After he hung up, he cleared his throat, this time looking more uneasy than embarrassed. “Apologies. I didn’t realize you were Mrs. Downes’s niece. In any case, she hasn’t given you full access to her accounts, only her statements and current balance information. That means, you can’t touch the funds, but you can know what’s in them. If you wouldn’t mind showing me your I.D…?”
“Sure. That sounds about right to me,” Josie said, trying to seem reasonable to allay his fears as she dug her wallet out of her back pocket. She wasn’t going to say anything more though. If he could be cautious and distrusting, so could she. He didn’t need to know why she was looking into Lynetta’s finances. He didn’t need to know about the alleged attempts on her life.
He rubbed his rounded chin for a minute and then said, “Rather than go through each of her accounts, I think I’ll print you the quarterly summary statement. You can look it over and if you have any questions, just let me know.” He clicked a few buttons on his keyboard and a printer under his desk began whirring. After a moment, he gave a discreet grunt as he leaned over to retrieve the printout. Then he handed Josie several pieces of paper.
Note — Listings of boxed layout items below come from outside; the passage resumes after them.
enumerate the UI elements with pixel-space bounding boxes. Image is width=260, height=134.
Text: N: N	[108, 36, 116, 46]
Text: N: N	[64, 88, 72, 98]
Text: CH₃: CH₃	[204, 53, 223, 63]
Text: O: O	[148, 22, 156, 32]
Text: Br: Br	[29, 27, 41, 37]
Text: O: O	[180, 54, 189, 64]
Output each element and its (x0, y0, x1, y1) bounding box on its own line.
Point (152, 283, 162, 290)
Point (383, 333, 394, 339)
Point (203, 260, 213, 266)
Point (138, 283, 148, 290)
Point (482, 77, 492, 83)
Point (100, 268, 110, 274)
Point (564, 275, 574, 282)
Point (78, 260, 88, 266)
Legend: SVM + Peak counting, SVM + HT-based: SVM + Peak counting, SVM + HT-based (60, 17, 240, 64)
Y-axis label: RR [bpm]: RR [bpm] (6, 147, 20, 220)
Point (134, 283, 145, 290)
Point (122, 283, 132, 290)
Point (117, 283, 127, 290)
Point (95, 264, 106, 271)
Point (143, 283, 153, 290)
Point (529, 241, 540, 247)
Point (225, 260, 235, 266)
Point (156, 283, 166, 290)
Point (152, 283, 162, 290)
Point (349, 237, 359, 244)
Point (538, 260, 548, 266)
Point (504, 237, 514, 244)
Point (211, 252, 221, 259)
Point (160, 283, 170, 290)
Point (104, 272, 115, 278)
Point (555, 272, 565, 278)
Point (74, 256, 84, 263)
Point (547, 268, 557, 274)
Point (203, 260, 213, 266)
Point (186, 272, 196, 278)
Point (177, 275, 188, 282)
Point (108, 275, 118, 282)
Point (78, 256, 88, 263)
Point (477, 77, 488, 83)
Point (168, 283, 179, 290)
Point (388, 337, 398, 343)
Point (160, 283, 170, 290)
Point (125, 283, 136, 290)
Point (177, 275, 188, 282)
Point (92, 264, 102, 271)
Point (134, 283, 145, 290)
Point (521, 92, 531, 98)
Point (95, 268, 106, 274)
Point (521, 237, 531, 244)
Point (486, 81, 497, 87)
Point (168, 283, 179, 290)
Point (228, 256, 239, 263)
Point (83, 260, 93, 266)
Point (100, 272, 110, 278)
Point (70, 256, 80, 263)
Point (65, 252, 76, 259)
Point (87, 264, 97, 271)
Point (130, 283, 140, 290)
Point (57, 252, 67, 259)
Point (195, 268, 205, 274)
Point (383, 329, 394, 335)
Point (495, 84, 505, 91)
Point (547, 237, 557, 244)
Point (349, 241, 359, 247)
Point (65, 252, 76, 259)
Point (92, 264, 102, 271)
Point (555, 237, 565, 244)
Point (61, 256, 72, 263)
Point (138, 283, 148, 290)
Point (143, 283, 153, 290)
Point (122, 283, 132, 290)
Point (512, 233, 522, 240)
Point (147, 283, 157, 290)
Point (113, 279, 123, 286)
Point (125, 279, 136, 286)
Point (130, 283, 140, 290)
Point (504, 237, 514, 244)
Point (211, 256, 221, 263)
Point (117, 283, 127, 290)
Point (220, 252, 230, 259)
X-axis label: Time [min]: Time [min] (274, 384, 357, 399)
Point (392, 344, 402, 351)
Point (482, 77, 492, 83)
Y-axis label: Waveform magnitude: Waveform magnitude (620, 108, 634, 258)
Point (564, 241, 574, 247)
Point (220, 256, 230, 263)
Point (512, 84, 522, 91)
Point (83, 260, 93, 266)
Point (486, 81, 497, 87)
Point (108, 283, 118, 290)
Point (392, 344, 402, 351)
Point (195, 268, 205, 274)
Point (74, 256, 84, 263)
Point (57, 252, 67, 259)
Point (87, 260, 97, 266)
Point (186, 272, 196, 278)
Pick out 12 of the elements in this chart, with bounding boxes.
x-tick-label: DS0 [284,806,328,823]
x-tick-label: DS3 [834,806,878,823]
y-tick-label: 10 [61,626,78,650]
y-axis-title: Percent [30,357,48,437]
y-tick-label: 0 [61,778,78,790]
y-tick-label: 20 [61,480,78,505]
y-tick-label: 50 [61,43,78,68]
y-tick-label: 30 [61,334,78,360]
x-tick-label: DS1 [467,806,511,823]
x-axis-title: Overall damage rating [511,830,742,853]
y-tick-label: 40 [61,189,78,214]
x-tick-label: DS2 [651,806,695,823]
She scanned the sheets like a rock climber looking for a handhold to keep her from sliding off the surface of incomprehension. All of the account numbers had been blocked out, replaced by pound symbols, but the balances were visible, and it had a lot of digits. Like, a lot, a lot. She frowned trying to figure out which number was the total. She’d found a column of extremely large numbers on the first page, but even with her questionable math skills, they weren’t adding up to the number at the bottom of the column.